War-ripped Drass to turn tourism hub
The picture postcard cold desert where artillery shells rained in the thousands during the Kargil war will soon hear the surge of new sounds: the pitter-patter of tourists’ sports shoes and the clicks of polo lovers’ cameras, reports Neelesh Misra.india Updated: Aug 19, 2009 01:11 IST
The picture postcard cold desert where artillery shells rained in the thousands during the Kargil war will soon hear the surge of new sounds: the pitter-patter of tourists’ sports shoes and the clicks of polo lovers’ cameras.
A July 27 Hindustan Times story from a village near Drass that was bombed during the 1999 war with Pakistan, and had nothing left except its madness for polo, led to the inauguration of an annual polo tournament on Tuesday in which India’s best polo players played local village heroes.
Jyotsna Suri, chairperson of the Lalit Suri Hospitality Group said the story, “Bombed village lost all, except polo” prompted her to start the tournament where she now plans to invite teams from all over India as well as Pakistan’s Gilgit
region, where polo is played by villagers with similar passion.
“This is a long term commitment to developing traditional-style polo in the region,” Suri said.

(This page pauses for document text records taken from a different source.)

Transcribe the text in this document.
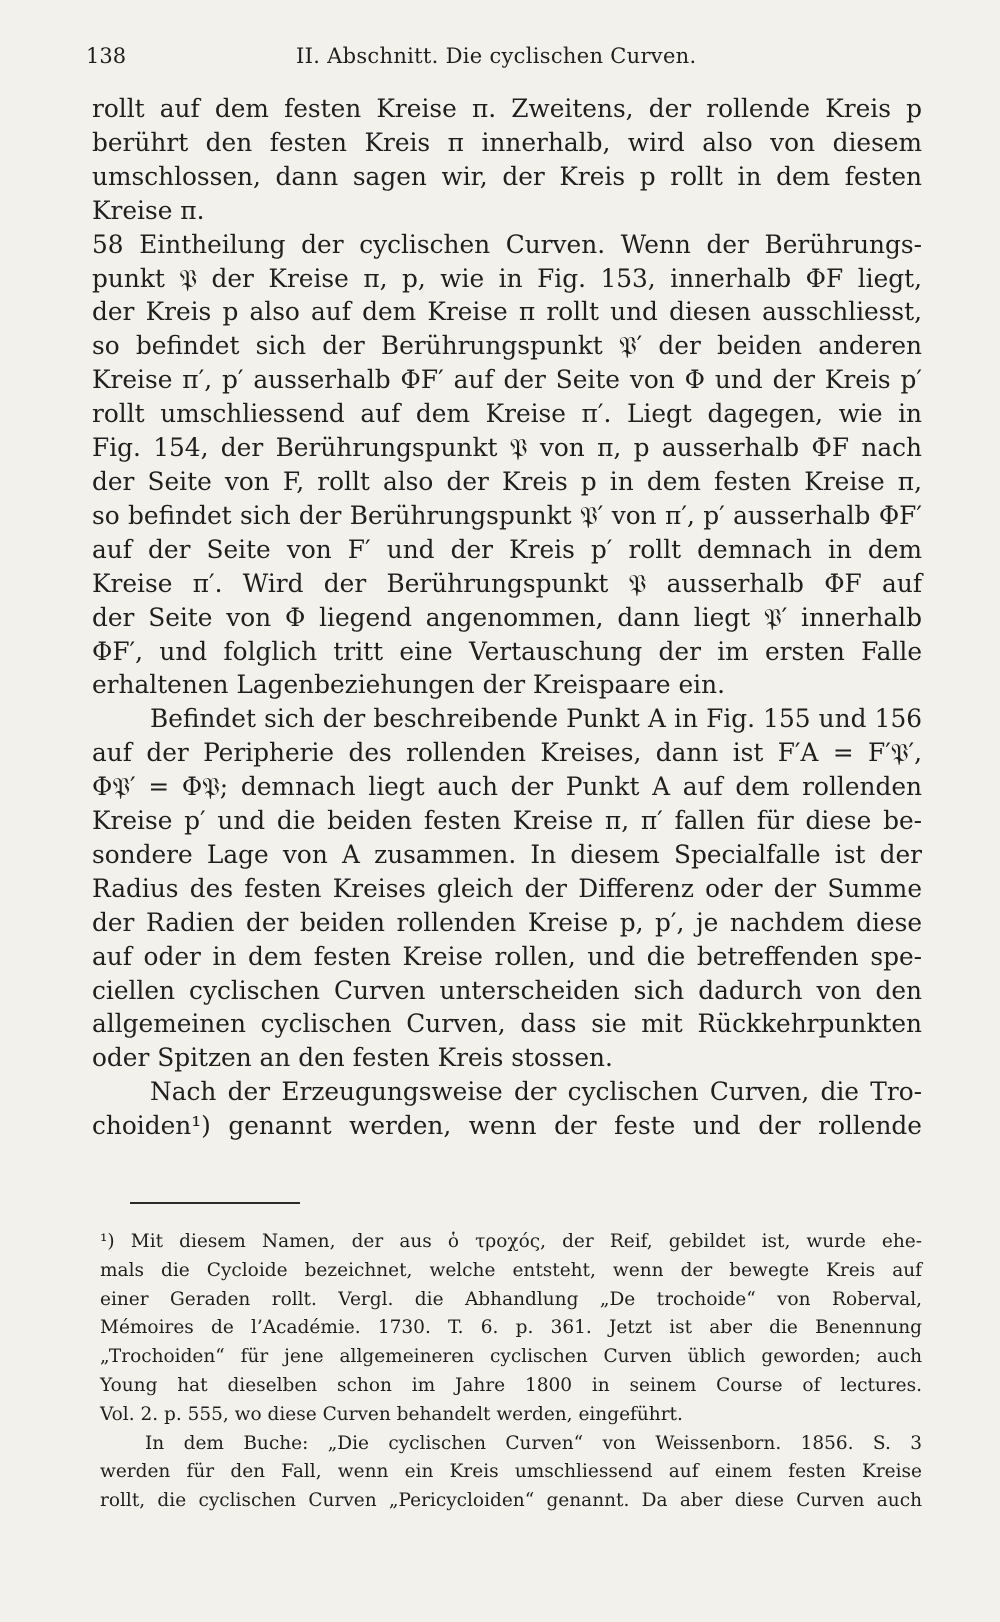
138	II. Abschnitt. Die cyclischen Curven.

rollt auf dem festen Kreise π. Zweitens, der rollende Kreis p

berührt den festen Kreis π innerhalb, wird also von diesem

umschlossen, dann sagen wir, der Kreis p rollt in dem festen

Kreise π.

58 Eintheilung der cyclischen Curven. Wenn der Berührungs-

punkt 𝔓 der Kreise π, p, wie in Fig. 153, innerhalb ΦF liegt,

der Kreis p also auf dem Kreise π rollt und diesen ausschliesst,

so befindet sich der Berührungspunkt 𝔓′ der beiden anderen

Kreise π′, p′ ausserhalb ΦF′ auf der Seite von Φ und der Kreis p′

rollt umschliessend auf dem Kreise π′. Liegt dagegen, wie in

Fig. 154, der Berührungspunkt 𝔓 von π, p ausserhalb ΦF nach

der Seite von F, rollt also der Kreis p in dem festen Kreise π,

so befindet sich der Berührungspunkt 𝔓′ von π′, p′ ausserhalb ΦF′

auf der Seite von F′ und der Kreis p′ rollt demnach in dem

Kreise π′. Wird der Berührungspunkt 𝔓 ausserhalb ΦF auf

der Seite von Φ liegend angenommen, dann liegt 𝔓′ innerhalb

ΦF′, und folglich tritt eine Vertauschung der im ersten Falle

erhaltenen Lagenbeziehungen der Kreispaare ein.

Befindet sich der beschreibende Punkt A in Fig. 155 und 156

auf der Peripherie des rollenden Kreises, dann ist F′A = F′𝔓′,

Φ𝔓′ = Φ𝔓; demnach liegt auch der Punkt A auf dem rollenden

Kreise p′ und die beiden festen Kreise π, π′ fallen für diese be-

sondere Lage von A zusammen. In diesem Specialfalle ist der

Radius des festen Kreises gleich der Differenz oder der Summe

der Radien der beiden rollenden Kreise p, p′, je nachdem diese

auf oder in dem festen Kreise rollen, und die betreffenden spe-

ciellen cyclischen Curven unterscheiden sich dadurch von den

allgemeinen cyclischen Curven, dass sie mit Rückkehrpunkten

oder Spitzen an den festen Kreis stossen.

Nach der Erzeugungsweise der cyclischen Curven, die Tro-

choiden¹) genannt werden, wenn der feste und der rollende

¹) Mit diesem Namen, der aus ὁ τροχός, der Reif, gebildet ist, wurde ehe-

mals die Cycloide bezeichnet, welche entsteht, wenn der bewegte Kreis auf

einer Geraden rollt. Vergl. die Abhandlung „De trochoide“ von Roberval,

Mémoires de l’Académie. 1730. T. 6. p. 361. Jetzt ist aber die Benennung

„Trochoiden“ für jene allgemeineren cyclischen Curven üblich geworden; auch

Young hat dieselben schon im Jahre 1800 in seinem Course of lectures.

Vol. 2. p. 555, wo diese Curven behandelt werden, eingeführt.

In dem Buche: „Die cyclischen Curven“ von Weissenborn. 1856. S. 3

werden für den Fall, wenn ein Kreis umschliessend auf einem festen Kreise

rollt, die cyclischen Curven „Pericycloiden“ genannt. Da aber diese Curven auch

A team of The Lalit, which included four leading Indian polo players, won the closely-fought game 3-2, riding mountain ponies like their Drass counterparts.
Boutique hotels of up to 30 rooms are already being planned, said J&K Chief Minister Omar Abdullah, who inaugurated the tournament.
He said he would also set up a Drass Tourism Authority to promote tourism in the region that remains buried under snow for much of the year. Drass is the world’s second coldest inhabited place after Oymyakon in Russia.
“Drass was famous when a war was waged here … now I want it to become famous for polo,” Abdullah said to huge applause from some 2,000 people who had walked from up to 18 kilometres away since 4 a.m. to watch the match.
Local players said that could be turned to the region’s advantage, with the holding of winter games.
“We want to thank HT for this. They told our story to the world, and now it will change our life,” said Mohammed Amin, the main organiser and an ace commentator.